May 22. Wow. 10 whole months clean and sober. How did that happen?
It has been quite the adventure.
I can’t claim life has become perfect and pretty. It hasn’t. I still have plenty of rotten days. Life still spews up plenty of shit.
I was warned not to make any big changes in my first year. But the act of choosing sobriety was a life-shattering change in itself. Nothing, and I mean NOTHING looks like it did a year ago. And there are days I have wished to turn back the clock, to have that seemingly simple life back.
I do miss my old friends, I do grieve the relationships that could not withstand change and did not allow growth. I cared about those people. I still care about them.
It has been truly shocking to discover who really has my back, who’s still with me and who wanted nothing to do with me as I regrew my wings and began to learn to fly again.

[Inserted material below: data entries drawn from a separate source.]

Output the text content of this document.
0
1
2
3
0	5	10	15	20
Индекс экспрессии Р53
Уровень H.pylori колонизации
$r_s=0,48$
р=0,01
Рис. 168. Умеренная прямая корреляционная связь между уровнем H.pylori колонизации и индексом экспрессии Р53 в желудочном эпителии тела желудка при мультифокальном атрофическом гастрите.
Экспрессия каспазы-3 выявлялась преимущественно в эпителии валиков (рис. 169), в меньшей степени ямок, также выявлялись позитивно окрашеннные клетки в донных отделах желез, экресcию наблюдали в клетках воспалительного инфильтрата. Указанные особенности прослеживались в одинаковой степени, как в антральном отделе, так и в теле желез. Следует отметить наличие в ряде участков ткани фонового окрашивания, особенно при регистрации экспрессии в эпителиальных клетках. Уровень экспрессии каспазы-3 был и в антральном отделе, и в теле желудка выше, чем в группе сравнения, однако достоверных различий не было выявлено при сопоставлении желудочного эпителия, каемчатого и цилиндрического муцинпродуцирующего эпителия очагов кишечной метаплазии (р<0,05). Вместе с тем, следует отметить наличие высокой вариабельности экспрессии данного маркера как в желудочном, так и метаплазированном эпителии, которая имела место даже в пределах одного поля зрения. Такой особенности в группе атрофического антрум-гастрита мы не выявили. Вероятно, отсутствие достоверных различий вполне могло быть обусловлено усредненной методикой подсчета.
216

I have my spark back. I can go and do. I can ask for what I need and give freely.
But I broke the rules: Don’t feel. Don’t talk. Don’t change. And so I am now forever a rebel, an outsider, an outcast. And I can’t go back in. Ever. All I can do is check back at the window from time to time and invite them to come out here with me.
Sometimes it is hard and lonely. Sometimes I forget this miracle I have been given. Three hundred and four of them, at least. I am free. I never have to use again. Ever. Even if I want to. I don’t have to. And that is more than I could have dreamed of or asked for. Free. FREE.
Not ‘Murica free. Certainly not that. More like free from the clutches of hell. I can walk as near to God as I want to today. I am not trapped, hearing His voice whispering for me, unable to follow and slowly suffocating in the poisonous stew of my own evil impulses.
This certainly doesn’t mean I have it all figured out or get it all right or even have a danged clue where I am going or what I will do when I get there. No. Not at all. But my feet are unstuck and I can pick one up and put it down in front of the other.
It is true that the bottom that came up and bit me doesn’t look much like the stereotype of a drug addict bottoming out. When I was done, I was done. We hit bottom whenever we decide to stop digging. I’m sure I could have gone much further down. There were times I had been further down.
I’ve learned not to focus so much on what separates me from my peers. There will always be someone higher or lower. I’ve had the opportunity to meet many other highly functional, even generally successful, addicts. We didn’t all end up living under a bridge sniffing empty glue bottles. I’m not the only one to have never used a needle. And some of us do just get lucky and avoid many of the common consequences.
No, I wasn’t “that bad.” I never did sacrifice my children in anyway. I still tried to be a good wife. I cooked regular meals and kept a reasonably clean house and took care of the garden. I spoke regularly with family and participated in community life and remained a responsible pet-mama.
I’m not really sure which happened first, God started poking again or I started writing again. Those were the major contributors to the tension that knocked me flat.
One day I just couldn’t go on as I had been. I didn’t want to get high. But there I was, stoned again. I’d fought that battle for a while. I didn’t want to but had somehow lost the power to make my own choice. I was powerless and needed help and knew it. And it felt like death. That asking for help and taking help was total ego-death for independent M.
But I haven’t used once since that day. I have been given that miracle. Those miracles. Each day is a miracle. Even the rotten, shitty, terrible, no-good, very bad, horrible days. And those do happen. Life is still life. There is no magic wand.
I’m still learning how to live this new life, still growing into my new shoes. It is a curious mix of thrilled and awestruck and grieving.
It is a shock to look back and see how much growing and changing I have done.
That’s me. Even if the shoes are too big I will take off running in them. I might trip and fall and collect bruises but I’m not put together to be able to creep along for long. And run I have. I don’t know how to do anything half way.
I can get up to a microphone and bring a room of people from laughter to tears in three minutes. A year ago I could hardly open my mouth in front of two people.
I can post provocative articles on Facebook and defend what I think. A year ago I only posted carefully neutral pics of my cats.
I can wander into a church where I know no one just to check it out. A year ago I had to have a friend meet me in the parking lot and take my elbow and hold on to me just to get through the door.
I have a sense of humor again. And I know when something just isn’t funny.
I can stand up for myself and ask for what I need.
I can say things like, “I don’t feel that way,” “that’s not my problem,” and “you may be right.”
I don’t need to be paranoid, anxious or fearful anymore.
I can get up and go when I want, where I want. No more carefully planning life to avoid irresponsibly driving high.
I’m going back to school and get to study subjects I am passionate about. I even have some idea where I hope this learning will lead me.
Yes, yes, I have changed. And rather dramatically at that. Perhaps those old relationships will catch up someday. Maybe they won’t. But today I am free from the clutches of stifling and suffocating living by roles and rules. Today I am free from the chains of compulsion and control.